Jennifer placed her hand across Emily’s heart and Emily whimpered again, not because it was painful to breathe but because she felt tingly and it took every last drop of stamina in her being not to blush.
“That’s it,” Jennifer murmured, and held Emily as though she had no idea how sinful she was. “I’ve got you, Em. Shh, baby.” Emily was suddenly hyperaware of the extent of her humiliation. If she wasn’t strong, what good was she? She was a burden. A dead weight. To her mother, to her father, and now JJ would become the bloodied victim of her parasitic nature.
“S-sorry. Im sorry.”
“You don’t have anything to be sorry for, okay? It’s okay. There’s my girl.” Emily’s heart had began to hammer against the wall of her chest again, for all the wrong reasons. Theres my girl. She didn’t think there was yet another three word sentence that could mean more to her than it did to JJ, yet it was vastly less cruel than two identical ‘i love you’s with vastly different undertones.
“You got through it.”
Emily’s lips quirked weakly, eyes heavy and dark, soaking up the immense beauty in front of them like a succubus draining the very essence of life. “Only because of you.”

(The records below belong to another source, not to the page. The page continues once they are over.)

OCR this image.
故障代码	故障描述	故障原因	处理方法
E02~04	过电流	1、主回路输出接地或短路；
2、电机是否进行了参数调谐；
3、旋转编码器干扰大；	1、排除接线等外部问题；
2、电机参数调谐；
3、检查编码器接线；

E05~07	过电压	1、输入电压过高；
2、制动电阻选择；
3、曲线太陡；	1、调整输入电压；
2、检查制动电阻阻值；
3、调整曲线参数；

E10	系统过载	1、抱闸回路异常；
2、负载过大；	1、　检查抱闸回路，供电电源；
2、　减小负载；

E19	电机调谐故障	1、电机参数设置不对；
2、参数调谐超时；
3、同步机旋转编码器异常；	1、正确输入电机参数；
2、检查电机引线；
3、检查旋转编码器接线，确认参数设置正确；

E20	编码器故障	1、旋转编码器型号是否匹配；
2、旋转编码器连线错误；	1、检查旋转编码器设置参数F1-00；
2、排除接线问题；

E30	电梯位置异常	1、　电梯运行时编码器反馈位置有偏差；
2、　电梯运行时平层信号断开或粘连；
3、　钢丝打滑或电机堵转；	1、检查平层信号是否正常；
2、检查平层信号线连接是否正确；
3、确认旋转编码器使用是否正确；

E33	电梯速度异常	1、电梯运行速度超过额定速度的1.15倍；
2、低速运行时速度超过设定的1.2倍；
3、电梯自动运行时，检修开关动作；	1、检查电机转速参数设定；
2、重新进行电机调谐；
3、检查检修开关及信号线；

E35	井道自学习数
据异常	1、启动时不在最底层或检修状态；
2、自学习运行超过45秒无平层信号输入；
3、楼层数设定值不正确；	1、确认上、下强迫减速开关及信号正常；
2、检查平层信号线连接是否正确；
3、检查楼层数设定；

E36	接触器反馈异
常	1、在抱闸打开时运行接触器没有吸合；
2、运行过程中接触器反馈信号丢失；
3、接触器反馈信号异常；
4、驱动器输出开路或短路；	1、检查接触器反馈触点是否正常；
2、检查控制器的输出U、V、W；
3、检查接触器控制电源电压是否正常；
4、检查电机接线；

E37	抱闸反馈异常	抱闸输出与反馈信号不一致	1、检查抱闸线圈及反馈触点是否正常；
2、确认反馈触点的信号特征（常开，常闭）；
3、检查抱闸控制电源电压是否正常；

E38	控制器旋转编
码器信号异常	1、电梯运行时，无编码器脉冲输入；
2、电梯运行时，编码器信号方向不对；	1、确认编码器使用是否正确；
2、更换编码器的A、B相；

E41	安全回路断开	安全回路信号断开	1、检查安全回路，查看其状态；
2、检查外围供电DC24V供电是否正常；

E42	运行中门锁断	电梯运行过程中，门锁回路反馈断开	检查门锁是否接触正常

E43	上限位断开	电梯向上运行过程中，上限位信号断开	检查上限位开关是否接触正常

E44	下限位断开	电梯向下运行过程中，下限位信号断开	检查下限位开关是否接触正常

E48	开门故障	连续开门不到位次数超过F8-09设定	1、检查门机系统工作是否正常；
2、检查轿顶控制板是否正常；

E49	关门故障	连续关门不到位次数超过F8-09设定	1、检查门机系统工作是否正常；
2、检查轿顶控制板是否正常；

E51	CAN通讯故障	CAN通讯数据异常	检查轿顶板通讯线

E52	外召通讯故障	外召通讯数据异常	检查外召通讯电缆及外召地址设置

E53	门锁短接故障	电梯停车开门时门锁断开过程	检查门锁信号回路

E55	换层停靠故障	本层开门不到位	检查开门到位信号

Jennifer’s lips grazed her temple, whispering against her skin, “Because of us.”
-
JJ had informed Hotch that Emily was too ill to work (because shes useless, dead weight) despite Emily’s efforts and she had now taken to bed, wafting in and out of sleep. JJ was at least a little disturbed by seeing her just break down like that but she had pleaded with her that she was merely exhausted. It was every bit true, exhausted of life.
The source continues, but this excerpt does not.